New economic growth might mean more jobs, but it also means the nature of work isn’t what it used to be. A common problem employers experience across different industries is an applicant pool that lacks the skill set to work on the job. Part of the problem is that the traditional college curriculum is fundamentally outdated. Teachers cannot react to changes in the economy without appealing for administrative re-evaluations of their classes. The logic behind slow-changing curricula makes sense for many reasons: students with the same degree should have the same skills, represent their university well, and their education should be consistent even if the faculty changes over time. A well-structured curriculum, with built-in checks and balances against altering course, ensures all of these things. But its strength is its greatest weakness because, if (and inevitably, when) the economy restructures, the process of re-structuring a curriculum will change too slowly to benefit currently enrolled students.
In order to change with the times, universities need to embrace the same technological mechanisms responsible for changing the economy to reform their own educational infrastructure. Stanford, which has disseminated its curriculum on the Internet publicly (as has MIT), not only provides anyone with an Internet connection access to its lessons, but also opens the curriculum to constructive criticism from a much larger population. As more and more universities begin to provide open course software, employers have an opportunity to rate which curriculum will provide its students with the right skills for the job market. If employers complain students aren’t graduating with the right set of skills, they should strive for more transparency and overtly indicate exactly what they’re looking for.
Khan Academy, the hottest name in online education right now, epitomizes the potential technology holds for revolutionizing education. Easily-accessible, cogent videos provide students with everything missing from a lecture hall: individualized attention, the ability to replay lectures at one’s own pace, and drills that promote mastery of a skill.The technological viability of individual, skill-based exams have the added benefit of reducing the need for standardized testing. If students can demonstrate proficiency in a valued skill set with an online certificate, that should remove all doubt as to whether they’re the right fit for a job.
The Hollywood visual effects industry is one of the best examples of the practical-theoretical gap.
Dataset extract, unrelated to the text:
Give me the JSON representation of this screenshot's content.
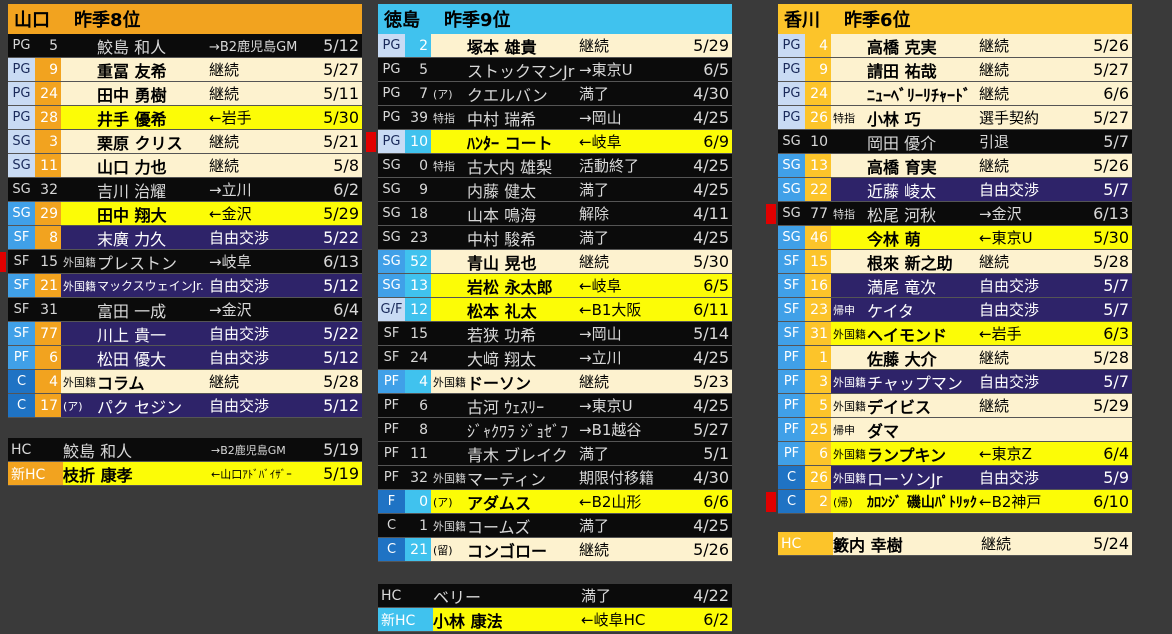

Breaking into Hollywood seems about as easy as recovering a golden fleece. Industry analysts note hundreds of students with interest in working in visual effects graduate and move to LA but end up working in coffee shops or waiting tables. Yet, as digital media technology grows increasingly sophisticated, demand for effects is growing at a rate that outpaces supply. Visual effects firms are working insane hours trying to keep up and are actively looking for new employees willing to work. How is it possible that students are looking for jobs and employers are looking for workers and both remain unsatisfied? It’s the theory-practice gap.
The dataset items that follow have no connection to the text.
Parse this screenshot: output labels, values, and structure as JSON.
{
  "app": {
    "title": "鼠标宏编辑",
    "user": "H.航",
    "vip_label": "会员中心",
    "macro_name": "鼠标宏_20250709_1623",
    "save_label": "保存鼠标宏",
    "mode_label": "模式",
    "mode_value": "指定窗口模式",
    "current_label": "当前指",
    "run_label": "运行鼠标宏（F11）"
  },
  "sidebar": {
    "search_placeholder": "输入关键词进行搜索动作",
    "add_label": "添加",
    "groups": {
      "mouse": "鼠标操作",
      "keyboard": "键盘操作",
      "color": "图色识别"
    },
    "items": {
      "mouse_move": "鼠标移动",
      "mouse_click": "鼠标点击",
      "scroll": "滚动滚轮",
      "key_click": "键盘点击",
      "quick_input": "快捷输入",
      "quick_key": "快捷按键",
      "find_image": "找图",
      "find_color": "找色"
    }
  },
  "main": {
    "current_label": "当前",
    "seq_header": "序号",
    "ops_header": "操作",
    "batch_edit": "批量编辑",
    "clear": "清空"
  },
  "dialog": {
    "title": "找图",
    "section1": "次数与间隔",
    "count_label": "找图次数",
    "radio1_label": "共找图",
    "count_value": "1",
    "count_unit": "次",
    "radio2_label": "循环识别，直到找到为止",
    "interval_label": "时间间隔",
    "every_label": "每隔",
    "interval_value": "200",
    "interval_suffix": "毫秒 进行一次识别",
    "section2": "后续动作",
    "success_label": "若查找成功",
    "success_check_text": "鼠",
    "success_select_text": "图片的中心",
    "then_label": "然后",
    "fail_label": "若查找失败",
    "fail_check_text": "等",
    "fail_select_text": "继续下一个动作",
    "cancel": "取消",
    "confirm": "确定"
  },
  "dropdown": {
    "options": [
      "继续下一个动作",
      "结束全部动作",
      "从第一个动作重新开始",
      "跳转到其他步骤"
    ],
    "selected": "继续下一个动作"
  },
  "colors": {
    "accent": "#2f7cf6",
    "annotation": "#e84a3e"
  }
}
Modern visual effects artists trained on-the-job because the industry has shifted only recently. In theory, this should have been enough time for filmschools to train an entire generation of new workers well-versed in digital technology. In practice, this didn’t happen because curricula didn’t adjust quickly enough to give students the training to create visual effects, only an understanding of how and why the industrial shift occurred. Even graduates from the best schools for animation and visual effects lack the right training because industry professionals have only provided transparent guidelines for the skills they require in the last few years. A group of seasoned VFX artists have created a school for visual effects which hopes to bridge this gap by providing practical applications of software and coding skills, teaching students how to produce reels which showcase their talent in the right way, and publicly introduce a curriculum with the industry’s stamp of approval.
The tools are available to streamline an evolving economy with a modernized system of education; however, until employers take steps to bridge the gap between the practical needs of industry and the theory of the classroom, change will not happen.